Is there a special reason for the building societies' growth? Much of their success is, in fact, attributable to tax privileges which were innocuous in a non-inflationary period, but have caused considerable distortions in recent years. The most important of these is tax relief on mortgage interest. In the early years of a mortgage, virtually all of the payments are interest and qualify for tax relief. When inflation and interest rates were low, the resulting tax advantage was modest. But, with inflation at over 10 per cent, interest rates have been much higher than in the Fifties and Sixties. In consequence, the cost to the Exchequer of mortgage interest relief rose to over 11,100m. in the 1978/79 financial year. The figure may be even higher — nearly £1,500m. — if allow_ ance is made for the higher rate bands into which tax payers would otherwise have moved.

At first sight, this is fair enough, as home owners, as well as the Exchequer, seem to suffer from the increased interest rate burden. But appearances are deceptive. Because of inflation the mortgagor's asset, his home, is rising in price to compensate for the high cost of servicing his debt; and whereas the capital gain on the house is tax-free, the cost is reduced by a sizeable tax concession. In effect, the home buyer is subsidised to make a small fortune.

Not surprisingly, almost everyone who might be able to buy a house nowadays wants to do so. A home is no longer regarded as somewhere to live, but as an investment or even a speculation. A foreigner listening to conversation at a typical English cocktail party might conclude that we are a nation not of shopkeepers, but small-time property tycoons. It is perhaps unnecessary to add that the country as a whole does not benefit from the frenetic merry-go-round of house buying and selling, although some may feel better-off or have made gains at the expense of others. Society gains only if the housing stock is increased in size or improved in quality.

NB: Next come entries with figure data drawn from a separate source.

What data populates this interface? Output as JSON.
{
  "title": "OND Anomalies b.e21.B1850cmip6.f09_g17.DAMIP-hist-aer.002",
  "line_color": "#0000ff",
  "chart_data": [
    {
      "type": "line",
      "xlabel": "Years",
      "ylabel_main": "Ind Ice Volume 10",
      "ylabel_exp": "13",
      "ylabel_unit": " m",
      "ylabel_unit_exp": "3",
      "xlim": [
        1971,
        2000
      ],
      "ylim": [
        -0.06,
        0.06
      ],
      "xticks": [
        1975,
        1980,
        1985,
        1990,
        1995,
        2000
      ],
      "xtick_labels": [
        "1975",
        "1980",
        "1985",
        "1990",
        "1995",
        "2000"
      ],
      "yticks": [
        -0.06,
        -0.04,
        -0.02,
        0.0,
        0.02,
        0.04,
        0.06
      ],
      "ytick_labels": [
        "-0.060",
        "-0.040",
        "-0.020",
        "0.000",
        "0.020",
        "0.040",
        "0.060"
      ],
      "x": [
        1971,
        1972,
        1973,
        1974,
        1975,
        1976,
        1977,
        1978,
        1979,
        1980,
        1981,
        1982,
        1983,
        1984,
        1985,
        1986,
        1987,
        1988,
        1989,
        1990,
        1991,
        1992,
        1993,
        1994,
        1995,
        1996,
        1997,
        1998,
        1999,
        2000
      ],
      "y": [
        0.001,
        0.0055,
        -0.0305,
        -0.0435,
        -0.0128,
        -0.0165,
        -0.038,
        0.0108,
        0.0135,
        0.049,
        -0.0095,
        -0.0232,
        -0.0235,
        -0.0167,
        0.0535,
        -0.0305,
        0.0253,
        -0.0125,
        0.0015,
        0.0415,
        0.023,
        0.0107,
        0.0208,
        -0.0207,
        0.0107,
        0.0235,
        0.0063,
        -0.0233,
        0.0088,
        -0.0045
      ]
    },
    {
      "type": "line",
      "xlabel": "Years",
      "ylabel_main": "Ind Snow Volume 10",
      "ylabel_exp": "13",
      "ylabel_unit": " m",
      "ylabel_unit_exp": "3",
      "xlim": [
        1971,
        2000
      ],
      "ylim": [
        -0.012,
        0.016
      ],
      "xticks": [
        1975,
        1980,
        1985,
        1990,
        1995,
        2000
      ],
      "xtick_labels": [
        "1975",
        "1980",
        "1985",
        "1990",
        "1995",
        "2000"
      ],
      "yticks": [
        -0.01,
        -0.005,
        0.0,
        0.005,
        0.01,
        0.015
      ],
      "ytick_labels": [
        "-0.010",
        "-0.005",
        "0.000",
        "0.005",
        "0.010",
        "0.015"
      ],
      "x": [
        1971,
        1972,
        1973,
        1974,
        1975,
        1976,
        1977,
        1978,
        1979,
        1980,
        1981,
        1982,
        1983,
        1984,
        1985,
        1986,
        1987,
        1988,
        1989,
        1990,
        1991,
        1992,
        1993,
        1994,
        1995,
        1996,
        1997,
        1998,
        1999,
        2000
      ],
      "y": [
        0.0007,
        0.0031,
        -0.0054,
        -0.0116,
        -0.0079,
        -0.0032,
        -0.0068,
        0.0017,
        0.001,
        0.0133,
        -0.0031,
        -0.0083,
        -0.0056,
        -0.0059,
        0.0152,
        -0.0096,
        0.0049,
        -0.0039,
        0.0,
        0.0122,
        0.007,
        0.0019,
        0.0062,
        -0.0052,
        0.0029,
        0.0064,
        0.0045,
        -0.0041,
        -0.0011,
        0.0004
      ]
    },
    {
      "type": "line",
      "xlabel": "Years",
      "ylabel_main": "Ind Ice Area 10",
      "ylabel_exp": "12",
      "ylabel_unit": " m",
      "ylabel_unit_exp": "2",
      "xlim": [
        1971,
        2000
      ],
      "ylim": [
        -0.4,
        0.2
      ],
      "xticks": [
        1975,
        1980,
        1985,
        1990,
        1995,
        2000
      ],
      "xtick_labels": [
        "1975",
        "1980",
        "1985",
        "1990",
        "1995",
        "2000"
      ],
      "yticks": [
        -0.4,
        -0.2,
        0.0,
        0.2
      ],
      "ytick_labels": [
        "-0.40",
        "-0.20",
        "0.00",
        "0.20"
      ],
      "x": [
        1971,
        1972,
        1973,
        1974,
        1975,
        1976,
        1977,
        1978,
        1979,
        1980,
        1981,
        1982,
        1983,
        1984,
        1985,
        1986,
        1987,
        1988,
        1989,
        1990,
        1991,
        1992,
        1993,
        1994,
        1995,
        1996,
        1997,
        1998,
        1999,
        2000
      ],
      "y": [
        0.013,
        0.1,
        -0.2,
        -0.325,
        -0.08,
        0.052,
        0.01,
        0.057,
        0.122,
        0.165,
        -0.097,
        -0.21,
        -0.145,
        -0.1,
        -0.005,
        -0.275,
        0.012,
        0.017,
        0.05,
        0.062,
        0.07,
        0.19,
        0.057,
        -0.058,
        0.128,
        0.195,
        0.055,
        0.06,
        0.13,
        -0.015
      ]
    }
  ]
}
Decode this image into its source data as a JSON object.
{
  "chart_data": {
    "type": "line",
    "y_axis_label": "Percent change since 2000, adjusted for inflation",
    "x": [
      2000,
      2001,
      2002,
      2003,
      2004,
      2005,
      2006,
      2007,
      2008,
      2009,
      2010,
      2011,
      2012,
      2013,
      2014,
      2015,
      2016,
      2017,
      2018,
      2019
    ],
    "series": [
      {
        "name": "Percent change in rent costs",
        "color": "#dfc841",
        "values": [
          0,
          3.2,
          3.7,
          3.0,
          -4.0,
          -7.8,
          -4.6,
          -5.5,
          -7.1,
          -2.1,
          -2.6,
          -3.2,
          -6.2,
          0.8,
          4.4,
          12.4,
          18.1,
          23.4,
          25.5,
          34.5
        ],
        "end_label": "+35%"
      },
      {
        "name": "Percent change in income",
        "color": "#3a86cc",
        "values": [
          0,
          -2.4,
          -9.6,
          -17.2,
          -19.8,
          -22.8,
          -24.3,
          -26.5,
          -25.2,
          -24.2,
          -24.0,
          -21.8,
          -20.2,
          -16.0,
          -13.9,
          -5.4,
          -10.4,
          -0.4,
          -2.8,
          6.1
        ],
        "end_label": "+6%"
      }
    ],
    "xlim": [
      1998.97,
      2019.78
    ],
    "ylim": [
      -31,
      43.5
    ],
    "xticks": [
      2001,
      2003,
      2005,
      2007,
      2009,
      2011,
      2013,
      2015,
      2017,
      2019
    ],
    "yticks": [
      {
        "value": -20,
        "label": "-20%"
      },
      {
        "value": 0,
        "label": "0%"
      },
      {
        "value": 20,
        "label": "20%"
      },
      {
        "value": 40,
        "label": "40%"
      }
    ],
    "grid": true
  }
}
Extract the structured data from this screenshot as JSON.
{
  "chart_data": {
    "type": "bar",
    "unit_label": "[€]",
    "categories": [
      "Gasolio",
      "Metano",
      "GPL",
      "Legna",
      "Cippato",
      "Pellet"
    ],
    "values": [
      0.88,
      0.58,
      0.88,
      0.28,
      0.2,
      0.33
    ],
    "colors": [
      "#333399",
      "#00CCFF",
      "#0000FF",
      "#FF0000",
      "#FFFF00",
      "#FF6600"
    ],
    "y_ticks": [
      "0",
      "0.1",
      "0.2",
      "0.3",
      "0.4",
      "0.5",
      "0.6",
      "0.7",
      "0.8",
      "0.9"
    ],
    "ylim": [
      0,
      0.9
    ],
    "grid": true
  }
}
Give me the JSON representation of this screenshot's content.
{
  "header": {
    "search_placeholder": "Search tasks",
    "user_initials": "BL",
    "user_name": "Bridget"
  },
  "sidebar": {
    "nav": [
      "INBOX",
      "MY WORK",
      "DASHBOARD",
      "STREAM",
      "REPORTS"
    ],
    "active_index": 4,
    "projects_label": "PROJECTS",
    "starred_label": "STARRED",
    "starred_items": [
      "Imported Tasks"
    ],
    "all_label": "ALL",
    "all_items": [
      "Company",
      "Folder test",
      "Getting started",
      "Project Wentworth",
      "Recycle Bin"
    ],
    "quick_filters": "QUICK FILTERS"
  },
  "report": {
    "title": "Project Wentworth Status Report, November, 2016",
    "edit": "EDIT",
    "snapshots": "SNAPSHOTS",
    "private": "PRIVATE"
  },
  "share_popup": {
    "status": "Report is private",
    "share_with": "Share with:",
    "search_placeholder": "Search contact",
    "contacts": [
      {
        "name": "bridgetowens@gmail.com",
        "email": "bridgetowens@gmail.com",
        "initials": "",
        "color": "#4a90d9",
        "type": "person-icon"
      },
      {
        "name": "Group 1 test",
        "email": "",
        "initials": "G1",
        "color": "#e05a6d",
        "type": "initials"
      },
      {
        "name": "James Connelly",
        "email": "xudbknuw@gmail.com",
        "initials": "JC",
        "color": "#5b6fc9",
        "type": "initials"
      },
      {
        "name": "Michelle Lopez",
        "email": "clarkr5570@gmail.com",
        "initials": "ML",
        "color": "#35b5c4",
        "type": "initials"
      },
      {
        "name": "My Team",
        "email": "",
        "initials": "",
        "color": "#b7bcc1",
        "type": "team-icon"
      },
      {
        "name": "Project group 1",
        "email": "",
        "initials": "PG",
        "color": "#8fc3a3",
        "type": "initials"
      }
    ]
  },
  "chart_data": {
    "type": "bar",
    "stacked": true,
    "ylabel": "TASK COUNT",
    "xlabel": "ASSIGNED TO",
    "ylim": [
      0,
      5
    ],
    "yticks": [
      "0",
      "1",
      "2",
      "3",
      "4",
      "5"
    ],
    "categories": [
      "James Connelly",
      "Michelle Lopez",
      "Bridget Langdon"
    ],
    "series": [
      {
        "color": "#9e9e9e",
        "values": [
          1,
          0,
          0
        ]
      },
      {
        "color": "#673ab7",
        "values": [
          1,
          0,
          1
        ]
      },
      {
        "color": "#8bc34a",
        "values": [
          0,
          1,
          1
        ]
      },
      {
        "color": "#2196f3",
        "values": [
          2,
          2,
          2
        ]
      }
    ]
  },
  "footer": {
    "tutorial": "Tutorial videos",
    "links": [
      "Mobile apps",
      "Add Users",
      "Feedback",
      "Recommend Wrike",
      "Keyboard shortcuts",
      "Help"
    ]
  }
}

It is because of the tax-motivated scramble for residential property that the queue for building society mortgages is now almost six months long. It hardly matters what the mortgage -rate is, as present arrangements ensure that there is an insatiable demand for housing finance. Since the building societies can (unless Mrs Thatcher intervenes) charge what they like on their lending, they can pay whatever they need to attract deposits. As a result, the interest rate differential on deposits they maintain over the banks has widened in recent years. Here is part of the explanation for the rapid growth in their share of deposit-taking business — and of their uncomfortable intrusion on monetary policy.

The solution to all these problems is to end tax relief on mortgage interest. For political reasons, this will be difficult to carry out, but a relatively painless approach is provided by the £25,000 limit on mortgage interest relief introduced by Mr Healey as part of his 'pip-squeaking' campaign in 1974. In a few years' time, £25,000 will be less than the average price of a house. It follows that the tax incentive to property ownership will be reduced automatically if the Government does nothing. For once, benign inactivity is the right answer. This is perhaps asking too much of politicians, who have a professional interest in doing 'something' to catch the headlines, but it would provide some reassurance that the present administration cares more about emancipating market forces than serving its traditional middle-class political constituency. However, the glee with which government ministers commented on the news of the postponement of mortgage rate does not give much encouragement about their real intentions.